To be eligible to apply the small business CGT concessions you must satisfy all four of the basic conditions above.

Maximum Net Asset Value Test

Section 152-15 of the ITAA 1997 states:

You satisfy the maximum net asset value test if, just before the *CGT event, the sum of the following amounts does not exceed $6,000,000:

(a)       the *net value of the CGT assets of yours;

(b)       the net value of the CGT assets of any entities *connected with you;

(c)       the net value of the CGT assets of any *affiliates of yours or entities connected with your affiliates (not counting any assets already counted under paragraph (b)).

Subsection 328-125(1) of the ITAA 1997 provides that an entity is connected with another entity if one of the entities controls the other entity, or if the two entities are controlled by the same third entity.

Paragraph 328-125(2)(a) of the ITAA 1997 contains a general direct control test which applies to all entities, except discretionary trusts, and is based on a 'control percentage' of at least 40% of any distribution of income or capital of the entity.

Active asset test

Subsection 152-35(1) ITAA 1997 states that a CGT asset satisfies the active asset test if:

·   you have owned the asset for 15 years or less and the asset was an active asset of yours for a total of at least half of the period of ownership, or

·   you have owned the asset for more than 15 years and the asset was an active asset of yours for a total of at least 7 and a half years.

The test period begins when you acquired the asset and ends at the time of the CGT event (subsection 152-35(2) of the ITAA 1997).

A CGT asset is also an active asset at a given time if you own it and:

·   it is either a share in a company that is an Australian resident at that time or an interest in a trust that is a resident trust for CGT purposes for the income year in which that time occurs, and

·   the total of the following is 80% or more of the market value of all the assets of the company or trust.

-  The market values of the active assets of the company or trust; and

-  The market value of any financial instruments of the company or trust that are inherently connected with a business that the company or trust carries on; and

-  Any cash of the company or trust that is inherently connected with such a business. (subsection 152-40(3) of the ITAA 1997)

In your case, a CGT event occurred in relation to each disposal of your shares in the company, which resulted in a capital gain. You had two separate CGT events, one on XX July 20XX and the other XX December 20XX.

Your net assets are less than $6 million therefore you satisfy the maximum net asset value test.
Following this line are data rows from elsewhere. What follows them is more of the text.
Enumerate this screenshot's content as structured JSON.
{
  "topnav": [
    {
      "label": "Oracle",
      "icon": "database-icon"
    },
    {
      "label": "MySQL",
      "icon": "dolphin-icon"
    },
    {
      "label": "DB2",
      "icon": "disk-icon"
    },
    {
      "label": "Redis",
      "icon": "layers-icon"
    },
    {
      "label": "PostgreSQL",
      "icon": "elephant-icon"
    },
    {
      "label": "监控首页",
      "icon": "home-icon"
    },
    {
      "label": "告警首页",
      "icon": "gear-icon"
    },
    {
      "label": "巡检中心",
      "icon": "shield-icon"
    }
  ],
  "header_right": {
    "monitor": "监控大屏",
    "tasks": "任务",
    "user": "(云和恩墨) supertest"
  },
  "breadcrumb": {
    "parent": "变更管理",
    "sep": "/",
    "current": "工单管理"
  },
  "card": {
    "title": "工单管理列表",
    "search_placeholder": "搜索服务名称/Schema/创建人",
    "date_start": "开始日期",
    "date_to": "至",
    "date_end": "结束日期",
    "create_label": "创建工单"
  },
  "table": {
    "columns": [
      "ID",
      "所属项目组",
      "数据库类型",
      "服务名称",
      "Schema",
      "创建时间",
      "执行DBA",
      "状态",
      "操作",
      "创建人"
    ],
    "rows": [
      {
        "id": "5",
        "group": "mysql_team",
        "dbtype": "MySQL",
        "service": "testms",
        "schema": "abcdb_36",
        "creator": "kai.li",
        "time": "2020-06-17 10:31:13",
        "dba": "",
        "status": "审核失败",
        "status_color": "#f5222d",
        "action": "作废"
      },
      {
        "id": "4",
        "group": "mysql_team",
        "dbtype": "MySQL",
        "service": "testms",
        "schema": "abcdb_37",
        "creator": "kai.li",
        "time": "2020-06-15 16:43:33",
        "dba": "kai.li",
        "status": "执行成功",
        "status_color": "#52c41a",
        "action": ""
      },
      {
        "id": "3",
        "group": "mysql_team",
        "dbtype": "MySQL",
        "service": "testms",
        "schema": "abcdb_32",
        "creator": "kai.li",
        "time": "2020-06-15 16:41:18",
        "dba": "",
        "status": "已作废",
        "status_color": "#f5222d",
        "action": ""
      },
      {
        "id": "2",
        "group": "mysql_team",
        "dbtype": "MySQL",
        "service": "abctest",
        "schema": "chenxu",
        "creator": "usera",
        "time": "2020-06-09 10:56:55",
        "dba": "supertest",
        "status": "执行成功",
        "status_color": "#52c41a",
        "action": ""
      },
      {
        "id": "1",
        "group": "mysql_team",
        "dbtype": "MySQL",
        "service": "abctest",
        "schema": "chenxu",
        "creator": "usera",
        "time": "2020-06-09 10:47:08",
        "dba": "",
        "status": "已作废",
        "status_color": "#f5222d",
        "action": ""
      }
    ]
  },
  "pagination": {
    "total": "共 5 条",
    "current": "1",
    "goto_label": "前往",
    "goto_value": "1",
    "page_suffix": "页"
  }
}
As more than 80% of the assets of the company are active assets or cash and financial instruments inherently connected with the business of the company, your shares are considered active assets and have been active assets over half of the period you have held them, therefore satisfying the active asset test.

Additional basic condition for shares in a company or interests in a trust

For CGT events happening on or after 8 February 2018, subsection 152-10(2) of the ITAA 1997 states:

The following additional basic conditions must be satisfied if the *CGT asset is a *share in a company, or an interest in a trust, (the object entity):

(a) the CGT asset would still satisfy the active asset test (see section 152-35) if the assumptions in subsection (2A) were made;

(b) if you do not satisfy the maximum net asset value test (see section 152-15) - you are carrying on a *business just before the *CGT event;

(c) either:

(i) the object entity would be a *CGT small business entity for the income year; or

(ii) the object entity would satisfy the maximum net asset value test (see section 152-15);

if the following assumptions were made:

(iii) the only CGT assets or *annual turnovers considered were those of the object entity, each affiliate of the object entity, and each entity controlled by the object entity in a way described in section 328-125;

(iv) each reference in section 328-125 to 40% were a reference to 20%;

(v) no determination under subsection 328-125(6) were in force;

(d) just before the CGT event, either:

(i) you are a *CGT concession stakeholder in the object entity; or

(ii) CGT concession stakeholders in the object entity together have a *small business participation percentage in you of at least 90%.

In your case, you satisfy the modified active asset test. Applying the modified connected entity rule, you would still satisfy the maximum net asset value test when including the net assets of the company in the calculation.

You are a trust that holds shares and not an individual therefore subparagraph 152-10(2)(d)(i) of the ITAA 1997 does not apply. To determine whether you pass the additional basic condition in subparagraph 152-10(2)(d)(ii) of the ITAA 1997 it has to be determined if you have a CGT concession stakeholder that has a small business participation percentage of at least 90%.

Section 152-50 of the ITAA 1997 states:

An entity satisfies the significant individual test if the entity had at least one significant individual just before the CGT event.

Section 152-55 of the ITAA 1997 states:

An individual is a significant individual in a company or a trust at a time if, at that time, the individual has a *small business participation percentage in the company or trust of at least 20%.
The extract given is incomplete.